Sea Change waives rent to help small businesses manage coronavirus impact

Posted on April 16, 2020

Sea Change Sussex has offered a three-month rent-free period to the occupiers of its small business premises in Hastings and Eastbourne — to help them withstand the financial impact of the coronavirus.

The rent concession is available to tenants of its Creative Media Centre in Hastings’ Priory Quarter, its Innovation Centre in north-west Hastings and its Pacific House offices in Eastbourne.

These office buildings remain fully operational – with the exception of reception services — and accessible to tenants via their electronic entry systems. Some occupants have switched to home working. Others are classified as essential service providers and are working from their offices as normal — subject to government safety guidelines — as are firms whose staff, due to the nature of their businesses, cannot work from home.

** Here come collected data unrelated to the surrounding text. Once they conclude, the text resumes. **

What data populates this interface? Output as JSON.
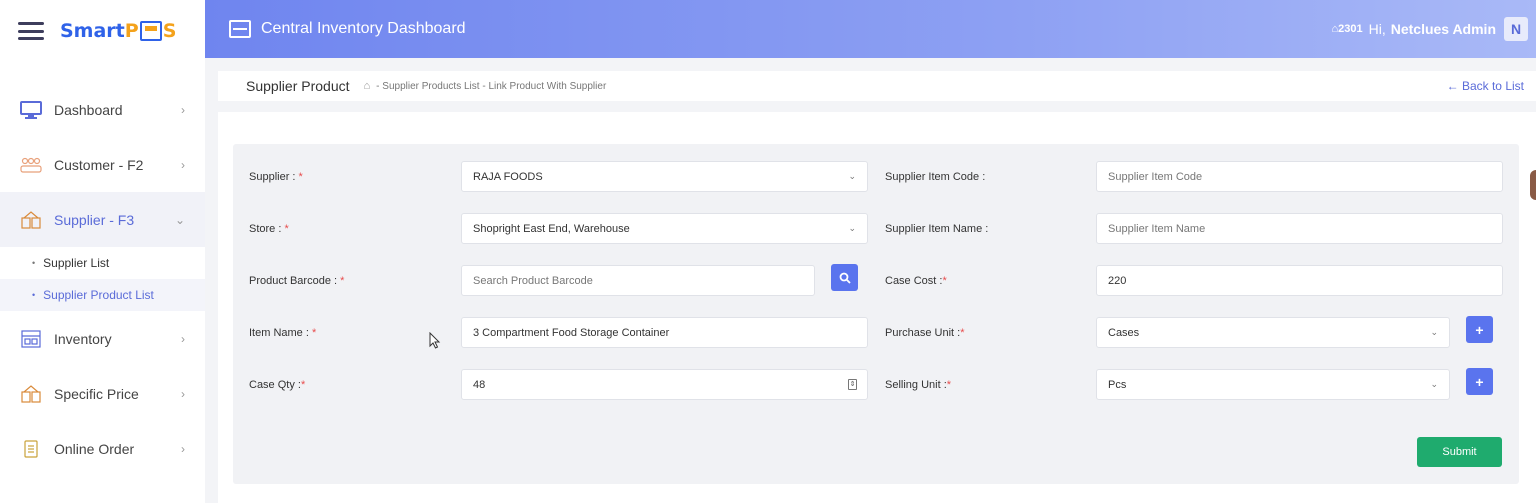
{
  "brand": {
    "name_a": "Smart ",
    "name_p": "P",
    "name_s": "S"
  },
  "sidebar": {
    "items": [
      {
        "label": "Dashboard",
        "chev": "›"
      },
      {
        "label": "Customer - F2",
        "chev": "›"
      },
      {
        "label": "Supplier - F3",
        "chev": "⌄"
      },
      {
        "label": "Inventory",
        "chev": "›"
      },
      {
        "label": "Specific Price",
        "chev": "›"
      },
      {
        "label": "Online Order",
        "chev": "›"
      }
    ],
    "subitems": [
      {
        "label": "Supplier List"
      },
      {
        "label": "Supplier Product List"
      }
    ]
  },
  "header": {
    "title": "Central Inventory Dashboard",
    "notif": "2301",
    "hi": "Hi,",
    "admin": "Netclues Admin",
    "avatar": "N"
  },
  "breadcrumb": {
    "page_title": "Supplier Product",
    "crumbs": "- Supplier Products List - Link Product With Supplier",
    "back": "← Back to List"
  },
  "form": {
    "supplier_label": "Supplier : ",
    "supplier_value": "RAJA FOODS",
    "store_label": "Store : ",
    "store_value": "Shopright East End, Warehouse",
    "barcode_label": "Product Barcode : ",
    "barcode_placeholder": "Search Product Barcode",
    "item_name_label": "Item Name : ",
    "item_name_value": "3 Compartment Food Storage Container",
    "case_qty_label": "Case Qty :",
    "case_qty_value": "48",
    "supplier_item_code_label": "Supplier Item Code :",
    "supplier_item_code_placeholder": "Supplier Item Code",
    "supplier_item_name_label": "Supplier Item Name :",
    "supplier_item_name_placeholder": "Supplier Item Name",
    "case_cost_label": "Case Cost :",
    "case_cost_value": "220",
    "purchase_unit_label": "Purchase Unit :",
    "purchase_unit_value": "Cases",
    "selling_unit_label": "Selling Unit :",
    "selling_unit_value": "Pcs",
    "required_mark": "*",
    "submit_label": "Submit"
  }
}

Sea Change’s offer is applicable from 1 April to rent-paying tenants who were up to date with their payments by the end of March and agree to stay for the next 12 months, leaving them to pay only their service charge for the next three months.

The company has also reduced the heating, lighting, waste collection and non-essential maintenance of its offices in line with their reduced occupancy levels to minimise the service charge costs for its tenants. Its reception staff have been given furlough under the Government’s Coronavirus Job Retention Scheme.

The rent concession is coming from Sea Change’s own finances and is in addition to any Government support businesses can obtain. Sea Change Sussex is a non-profit organisation which receives no funding from Government nor local authorities towards its running costs.

Andrew Frost, Development Director at Sea Change Sussex, comments:

“We know how hard COVID-19 is hitting small companies in East Sussex. Many businesses can get emergency Government support for wages and rates. And we’re glad to hear a number of our tenants have already received Small Business Grant payments to help with other expenses, thanks to the hard work of the local councils that administer them.

“But this isn’t enough to cover all our tenants’ costs — and we’re keen to do what we can to support them and protect local jobs. In some cases, our tenants have told us the rent concession will enable them to stay in business, which is heartening. We hope that, by making this investment in the local economy, we’ll be able to work with our partners to help East Sussex businesses survive the lockdown and be in good shape to spring back into action when restrictions are lifted and the economy rebounds.”